I telefoni cellulari
danneggiano la salute, aumentano il rischio di tumori cerebrali e di infertilità e nei
bambini possono avere effetti devastanti. La letteratura scientifica ormai ha prodotto
numerosissime evidenze, moltissimi esperti non hanno più dubbi, sempre più associazioni
chiedono ai governi di prendere provvedimenti, di informare gli utenti, di regolamentare
l’utilizzo di cellulari e cordless almeno nei bambini, di non installare nuove antenne e di
rinunciare al wi-fi, insomma: di fare qualcosa di concreto per prevenire possibili e
probabilissimi problemi gravi per gran parte della popolazione.
Ma i governi non ci sentono,
gli enti locali non hanno alcuna intenzione di frenare la diffusione di questi strumenti e i
bambini sono quelli che più ci rimettono, poiché la capacità di assorbimento delle
radiazioni elettromagnetiche del loro cervello è molto maggiore rispetto a quella degli
adulti.
Francia: niente
cellulari a scuola
Queste conclusioni hanno indotto il governo francese a vietare l’utilizzo dei cellulari
nelle scuole medie ed elementari non solo da parte dei bambini ma anche da parte del personale
dipendente; il provvedimento fa parte di un pacchetto di misure che puntano a ridurre i
pericoli di inquinamento ambientale soprattutto per i più piccoli.
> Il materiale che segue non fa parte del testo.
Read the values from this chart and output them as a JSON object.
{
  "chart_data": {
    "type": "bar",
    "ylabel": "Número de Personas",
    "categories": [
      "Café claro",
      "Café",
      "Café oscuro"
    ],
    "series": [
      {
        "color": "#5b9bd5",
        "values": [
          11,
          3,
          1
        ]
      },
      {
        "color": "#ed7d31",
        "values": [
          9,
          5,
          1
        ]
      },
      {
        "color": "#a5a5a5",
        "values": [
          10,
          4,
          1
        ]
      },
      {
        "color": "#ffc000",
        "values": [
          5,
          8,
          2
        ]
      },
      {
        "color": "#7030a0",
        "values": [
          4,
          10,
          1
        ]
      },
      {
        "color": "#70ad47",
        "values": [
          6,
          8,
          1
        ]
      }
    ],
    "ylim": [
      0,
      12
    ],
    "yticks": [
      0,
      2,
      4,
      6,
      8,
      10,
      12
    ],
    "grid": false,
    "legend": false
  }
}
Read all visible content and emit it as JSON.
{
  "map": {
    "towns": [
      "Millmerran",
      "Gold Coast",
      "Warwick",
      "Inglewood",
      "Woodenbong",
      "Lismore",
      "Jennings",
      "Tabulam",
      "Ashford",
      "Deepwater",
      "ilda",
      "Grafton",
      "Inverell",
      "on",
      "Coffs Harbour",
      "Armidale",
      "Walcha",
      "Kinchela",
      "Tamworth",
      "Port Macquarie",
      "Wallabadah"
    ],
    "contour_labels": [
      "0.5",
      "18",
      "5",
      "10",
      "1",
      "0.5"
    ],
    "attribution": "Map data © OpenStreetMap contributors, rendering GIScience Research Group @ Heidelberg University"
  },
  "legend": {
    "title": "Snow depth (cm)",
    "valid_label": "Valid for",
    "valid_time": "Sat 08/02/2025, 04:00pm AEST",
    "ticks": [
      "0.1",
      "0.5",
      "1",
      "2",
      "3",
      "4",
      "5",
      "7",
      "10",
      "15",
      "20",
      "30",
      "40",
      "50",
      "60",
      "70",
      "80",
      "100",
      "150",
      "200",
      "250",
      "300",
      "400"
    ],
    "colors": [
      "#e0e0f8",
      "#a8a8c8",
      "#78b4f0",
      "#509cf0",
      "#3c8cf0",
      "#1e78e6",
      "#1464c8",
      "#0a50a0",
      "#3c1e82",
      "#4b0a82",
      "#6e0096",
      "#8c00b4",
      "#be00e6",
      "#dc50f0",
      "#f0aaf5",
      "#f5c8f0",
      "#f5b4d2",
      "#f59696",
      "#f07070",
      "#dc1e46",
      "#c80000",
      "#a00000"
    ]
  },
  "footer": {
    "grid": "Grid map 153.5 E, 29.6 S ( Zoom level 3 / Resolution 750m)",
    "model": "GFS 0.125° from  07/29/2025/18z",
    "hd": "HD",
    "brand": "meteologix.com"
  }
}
Purtroppo, mentre in Francia il governo adotta misure preventive, in Italia accade tutto il
contrario con enti locali e territoriali che fanno a gara a chi installa più ripetitori e
reti wi-fi a maggiore estensione, arrivando a coprire con il segnale i parchi pubblici, le
biblioteche e le scuole.
Da più parti però ormai
sale la richiesta di una maggiore tutela e di una maggiore prudenza. Apprezzabile in questa
direzione è la campagna di sensibilizzazione che in Alto Adige viene portata avanti dal
Centro Tutela Consumatori Utenti in collaborazione con gruppi analoghi che operano in Austria,
in Svizzera e in Germania (buergerwelle.de).
Gli effetti sui
bambini
Il Ctcu è impegnato in un’intensa opera di diffusione delle informazioni sui rischi
derivanti dall’uso dei cellulari nei bambini. «L’assorbimento di energia elettromagnetica
all’interno della testa di un bambino» spiega il Ctcu «è di gran lunga superiore rispetto
a quanto si verifica nell’adulto; il cervello dei bambini ha una maggiore conducibilità, è
più piccolo, la consistenza delle componenti ossee è minore e ridotta è anche la distanza
complessiva rispetto all’antenna.
Inoltre l’organismo dei
bambini risulta in generale più sensibile rispetto a quello degli adulti e il cervello
infantile soffre in misura più marcata l’effetto cumulativo di diverse fonti inquinanti
quando si trova in una situazione di irradiazione cronica. C’è dunque il rischio che si
concretizzino disturbi della memoria e dell’attenzione, diminuita capacità
d’apprendimento e di riflessione, maggiore irritabilità, problemi del sonno, maggiore
sensibilità a fattori di stress e disposizione a manifestare epilessia....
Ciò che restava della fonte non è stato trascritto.